3. Ethical Considerations

• While CRISPR-Cas9 technology holds great promise, it also raises ethical concerns, including:
  • Off-target effects: The Cas9 protein may cut DNA at unintended sites in the genome.
  • Germline editing: Editing genes in sperm, eggs, or embryos could have unintended consequences for future generations.
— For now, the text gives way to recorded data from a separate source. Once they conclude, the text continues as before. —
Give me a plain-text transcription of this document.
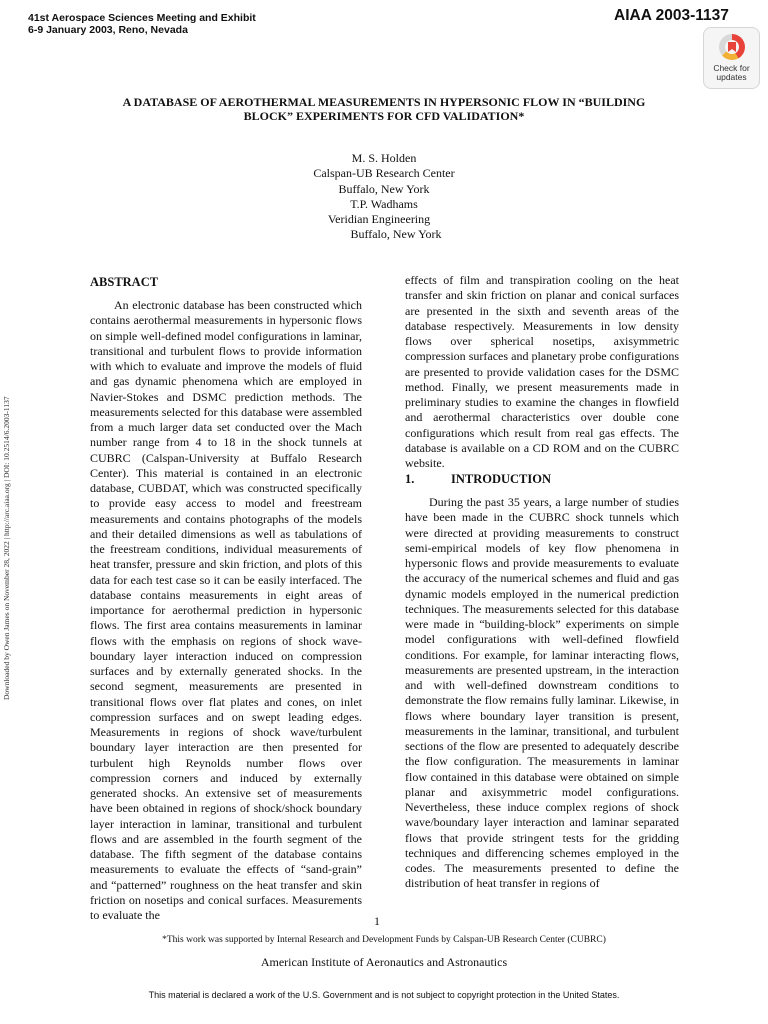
41st Aerospace Sciences Meeting and Exhibit
6-9 January 2003, Reno, Nevada
AIAA 2003-1137
Check for
updates
A DATABASE OF AEROTHERMAL MEASUREMENTS IN HYPERSONIC FLOW IN “BUILDING
BLOCK” EXPERIMENTS FOR CFD VALIDATION*
M. S. Holden
Calspan-UB Research Center
Buffalo, New York
T.P. Wadhams
Veridian Engineering
Buffalo, New York
Downloaded by Owen James on November 28, 2022 | http://arc.aiaa.org | DOI: 10.2514/6.2003-1137
ABSTRACT

An electronic database has been constructed which contains aerothermal measurements in hypersonic flows on simple well-defined model configurations in laminar, transitional and turbulent flows to provide information with which to evaluate and improve the models of fluid and gas dynamic phenomena which are employed in Navier-Stokes and DSMC prediction methods. The measurements selected for this database were assembled from a much larger data set conducted over the Mach number range from 4 to 18 in the shock tunnels at CUBRC (Calspan-University at Buffalo Research Center). This material is contained in an electronic database, CUBDAT, which was constructed specifically to provide easy access to model and freestream measurements and contains photographs of the models and their detailed dimensions as well as tabulations of the freestream conditions, individual measurements of heat transfer, pressure and skin friction, and plots of this data for each test case so it can be easily interfaced. The database contains measurements in eight areas of importance for aerothermal prediction in hypersonic flows. The first area contains measurements in laminar flows with the emphasis on regions of shock wave-boundary layer interaction induced on compression surfaces and by externally generated shocks. In the second segment, measurements are presented in transitional flows over flat plates and cones, on inlet compression surfaces and on swept leading edges. Measurements in regions of shock wave/turbulent boundary layer interaction are then presented for turbulent high Reynolds number flows over compression corners and induced by externally generated shocks. An extensive set of measurements have been obtained in regions of shock/shock boundary layer interaction in laminar, transitional and turbulent flows and are assembled in the fourth segment of the database. The fifth segment of the database contains measurements to evaluate the effects of “sand-grain” and “patterned” roughness on the heat transfer and skin friction on nosetips and conical surfaces. Measurements to evaluate the

effects of film and transpiration cooling on the heat transfer and skin friction on planar and conical surfaces are presented in the sixth and seventh areas of the database respectively. Measurements in low density flows over spherical nosetips, axisymmetric compression surfaces and planetary probe configurations are presented to provide validation cases for the DSMC method. Finally, we present measurements made in preliminary studies to examine the changes in flowfield and aerothermal characteristics over double cone configurations which result from real gas effects. The database is available on a CD ROM and on the CUBRC website.

1.	INTRODUCTION

During the past 35 years, a large number of studies have been made in the CUBRC shock tunnels which were directed at providing measurements to construct semi-empirical models of key flow phenomena in hypersonic flows and provide measurements to evaluate the accuracy of the numerical schemes and fluid and gas dynamic models employed in the numerical prediction techniques. The measurements selected for this database were made in “building-block” experiments on simple model configurations with well-defined flowfield conditions. For example, for laminar interacting flows, measurements are presented upstream, in the interaction and with well-defined downstream conditions to demonstrate the flow remains fully laminar. Likewise, in flows where boundary layer transition is present, measurements in the laminar, transitional, and turbulent sections of the flow are presented to adequately describe the flow configuration. The measurements in laminar flow contained in this database were obtained on simple planar and axisymmetric model configurations. Nevertheless, these induce complex regions of shock wave/boundary layer interaction and laminar separated flows that provide stringent tests for the gridding techniques and differencing schemes employed in the codes. The measurements presented to define the distribution of heat transfer in regions of

1
*This work was supported by Internal Research and Development Funds by Calspan-UB Research Center (CUBRC)
American Institute of Aeronautics and Astronautics
This material is declared a work of the U.S. Government and is not subject to copyright protection in the United States.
  • Equity and access: Ensuring that CRISPR-Cas9 technology is available to all who need it, regardless of socioeconomic status.
  • Social implications: Concerns about the potential for “designer babies” and other unintended social consequences.

VCAA FOCUS: VCAA often assesses understanding of both the scientific mechanism of CRISPR-Cas9 and the ethical implications of its use.